Después de una indisposición que lo obligó a volver a la casa paterna para reposarse con permiso de sus superiores, continuó los estudios de preparación para el sacerdocio. Fue, pues, a Messina para hacer la Filosofía bajo la dirección del P. Scoppa. Allí aprendió a “disputar” (como entonces se decía) y lo hacía con elevación de conceptos, elegancia de lenguaje y suavidad en las maneras, sin irritarse ni faltar a la caridad. Ése fue su estilo toda la vida, como atestigua el obispo de Mazara del Vasto, que conoció a Giuseppe Maria. De Messina fue enviado a Ferrara para completar los estudios filosóficos, pero ni aquí ni en Bolonia pudo quedarse a causa del clima severo, que afectaba a su feble constitución física. Fue en Módena donde los concluyó brillantemente.
Llamado a Roma para el curso teológico, residió primeramente en la iglesia de Sant’Andrea della Valle. Ordenado de subdiácono el 20 de diciembre de 1670, al año siguiente tuvo la gran dicha de asistir a los fastos de la canonización de san Cayetano, que tuvo lugar el 12 de abril de 1671. Poco después, recibió el diaconado. El ritmo tranquilo de su vida sufrió una brusca interrupción en enero de 1672, al ser reclamado por su familia para asistir a Ferdinando, gravemente enfermo. Por mandato de sus superiores viajó a Palma, llegando a tiempo para recibir el último suspiro de su hermano, que murió entre sus brazos. Giuseppe Maria convenció a su madre –que, en el ínterin se había enclaustrado con su cuarta hija en el monasterio donde vivían las otras tres– de abandonar su retiro para ayudar a su padre el duque a criar al hijo pequeño del difunto y heredero de los Tomasi, su sobrino Giulio Maria. Antes de partir se entretuvo en diálogos espirituales con su hermana predilecta Isabella, en religión sor Maria Crocifissa, a la que la unía un tierno afecto, como el que se profesaron san Benito y santa Escolástica. Fue ésta la última vez que vería a los suyos en esta tierra.

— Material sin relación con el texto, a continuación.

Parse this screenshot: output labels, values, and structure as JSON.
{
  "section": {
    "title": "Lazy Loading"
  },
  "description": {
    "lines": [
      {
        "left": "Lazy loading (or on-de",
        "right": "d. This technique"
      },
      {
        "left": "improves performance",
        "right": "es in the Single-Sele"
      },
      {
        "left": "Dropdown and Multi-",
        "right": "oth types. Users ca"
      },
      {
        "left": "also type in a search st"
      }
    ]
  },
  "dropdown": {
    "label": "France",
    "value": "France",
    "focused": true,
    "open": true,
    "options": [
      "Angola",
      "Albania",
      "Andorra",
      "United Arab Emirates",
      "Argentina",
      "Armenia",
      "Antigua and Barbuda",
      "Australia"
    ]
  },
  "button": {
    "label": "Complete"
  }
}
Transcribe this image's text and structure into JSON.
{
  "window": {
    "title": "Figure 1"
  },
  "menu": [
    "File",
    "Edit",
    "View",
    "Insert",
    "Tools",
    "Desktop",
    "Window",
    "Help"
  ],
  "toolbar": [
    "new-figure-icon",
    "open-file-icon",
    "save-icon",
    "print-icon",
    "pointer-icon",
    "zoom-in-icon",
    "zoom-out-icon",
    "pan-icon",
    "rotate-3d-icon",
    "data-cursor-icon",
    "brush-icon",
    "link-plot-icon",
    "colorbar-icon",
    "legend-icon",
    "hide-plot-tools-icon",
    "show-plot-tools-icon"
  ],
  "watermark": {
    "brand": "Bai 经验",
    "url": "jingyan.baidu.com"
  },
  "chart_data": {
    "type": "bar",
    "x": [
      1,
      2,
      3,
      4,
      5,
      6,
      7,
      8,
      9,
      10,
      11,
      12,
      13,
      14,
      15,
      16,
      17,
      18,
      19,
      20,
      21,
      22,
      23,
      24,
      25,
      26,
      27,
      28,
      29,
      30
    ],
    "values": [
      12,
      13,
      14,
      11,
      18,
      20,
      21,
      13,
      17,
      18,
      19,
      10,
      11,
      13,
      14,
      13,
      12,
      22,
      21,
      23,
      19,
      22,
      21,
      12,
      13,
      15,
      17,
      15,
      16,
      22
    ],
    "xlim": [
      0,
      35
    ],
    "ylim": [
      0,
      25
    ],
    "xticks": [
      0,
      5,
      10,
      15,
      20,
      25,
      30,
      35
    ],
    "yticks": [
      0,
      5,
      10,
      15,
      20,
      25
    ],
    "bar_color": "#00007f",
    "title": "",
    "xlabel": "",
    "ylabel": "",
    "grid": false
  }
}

En Palermo obtuvo los grados de maestro y de lector y volvió a Roma, donde el P. Giovanni Battista Rivani, maestro de novicios lo asoció a su tarea de guiar las vocaciones de los jóvenes teatinos, tal era la alta idea de la madurez religiosa que se tenía del diácono Tomasi. Fue ordenado de presbítero el 23 de diciembre de 1673 en la Basílica de San Juan de Letrán por el arzobispo de Urbino, Mons. Giacomo de Angelis. Celebró las tres misas de todo nuevo sacerdote en la iglesia teatina de San Silvestro di Montecavallo (hoy San Silvestro al Quirinale), sede en ese tiempo de la casa generalicia de la orden. Desde la primera vez que subió al altar para ofrecer el santo sacrificio experimentó una poderosa unión mística con Dios, al punto que se podía decir que celebraba en estado de éxtasis, como atestiguarán todos aquellos que se disputaban el honor de servirle la misa. Diríase que en esto, como en otros aspectos, seguía los pasos del gran santo teatino Andrés Avelino, al que profesaba gran devoción. Tomó la costumbre de abstenerse de celebrar por humildad una vez por semana y ese día lo dedicaba a un profundo examen de conciencia. Fue esta compenetración con la misa cotidiana la que consolidó su vocación de liturgo, haciéndole amar los ritos y ceremonias de la Iglesia.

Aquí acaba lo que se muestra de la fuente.